The Bottom Line
I'll cut to the chase; Quite simply the Fujinon 14mm XF is likely the best super-wide angle lens I've ever owned. That's saying a lot considering how many I've owned over the last three decades. I've owned the "best" from Nikon, Leica, and a few other brands. I've vacillated back and forth on a few favorites. There have been some I've loved and a few I've hated. In each case there was at least one thing that bothered me about the one's that fall into the loved category.
I can say the Fuji 14mm is the best because there is absolutely nothing about it that bothers me at all. That's crazy since something bothers me about just about everything else on the planet.
- Image quality, check. Fantastic. As far as I can tell just as good as my Leica 21mm lenses.
- Size and weight, check. Just right.
- Look, as in how it renders overall and especially out of focus areas or focus transitions. Absolutely gorgeous. I've never had that in any super-wide. I thought it might be impossible.
- Speed, check.
- Minimum focus distance, check. You can focus this super close. What's the point of a wide angle that only focuses at 3 feet?
What's not to like? I cannot think of anything.
I'm shocked that I've used the 14mm as much as I have. I thought it would be more of a specialty lens for me. I'm especially shocked at how much I've used it on the Black/White project. I didn't start out that way but ever since I just shot with it for the first time on this project it's been a regular occurrence.

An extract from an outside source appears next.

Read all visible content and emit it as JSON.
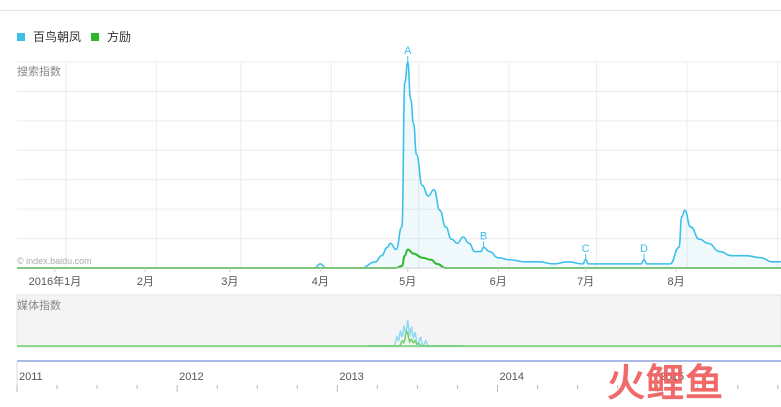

More than a regular occurrence, so much so that I put it away on purpose for the last series of approach experiments I did. I was worried that somehow I was becoming enamored with it in a way that didn't suit the project. I wanted to make sure that where and how I was putting the 14mm to use really fit. It does, at least in my estimation here and now.

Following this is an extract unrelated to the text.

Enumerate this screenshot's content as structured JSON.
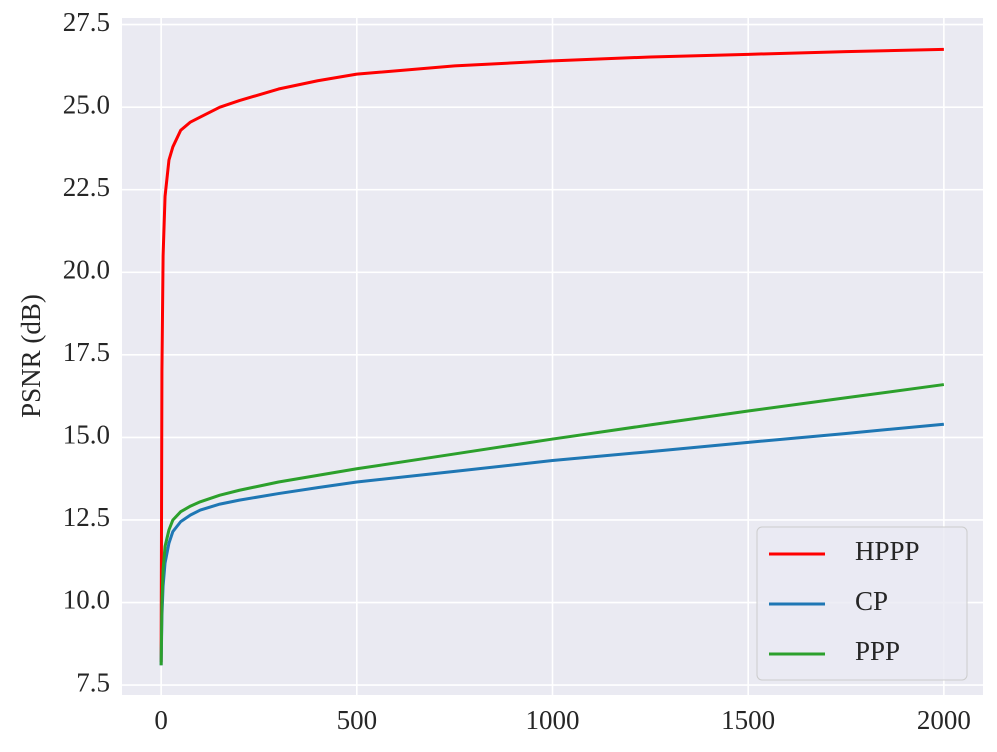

All of these images were the first time I used the Fuji super-wide prime on the Black/White project. One of the double edged swords of going wide is that the tiniest moves make huge differences. A foot is like a mile, a degree or two and boom everything changes wildly. I happen to like that and find it useful. I guess that's why I work close and wide compared to most sane people for any given task.
You can see I even attempted framing some fragments with the 14mm. Some may even work but I think I'll stick to 18mm to 35mm for most of that kind of treatment for the project. Not all but most. Even that might seem a little wide but I know background context will be important based on my experiments so I want to err on including a bit too much rather than none based on my experiments so far.
For Fuji X-System owners I consider this a must have lens. Just get one. You may even find a used one for rock bottom cash at the moment. I'm guessing since I've read so, so much about people planning on ditching their 14mm for the newer 16mm. While I'm sure that's a fantastic hunk of glass as well I don't see how one lens has to do with the other. As you go super-wide a tiny numerical difference is bigger than you think. I don't consider the 14mm and 16mm to be anywhere close to the same perspective. I never considered 21mm and 24mm to be the same thing on 35mm either.
I'll probably end up with both lenses at some point but for now I don't see using both the 18mm and the 16mm and the 14mm for this project. The 18 is more suitable for framing some fragments really close and the 14 is more suitable for images with a ton of context while maintaining that 2 to 3 foot intimacy I prefer for this project.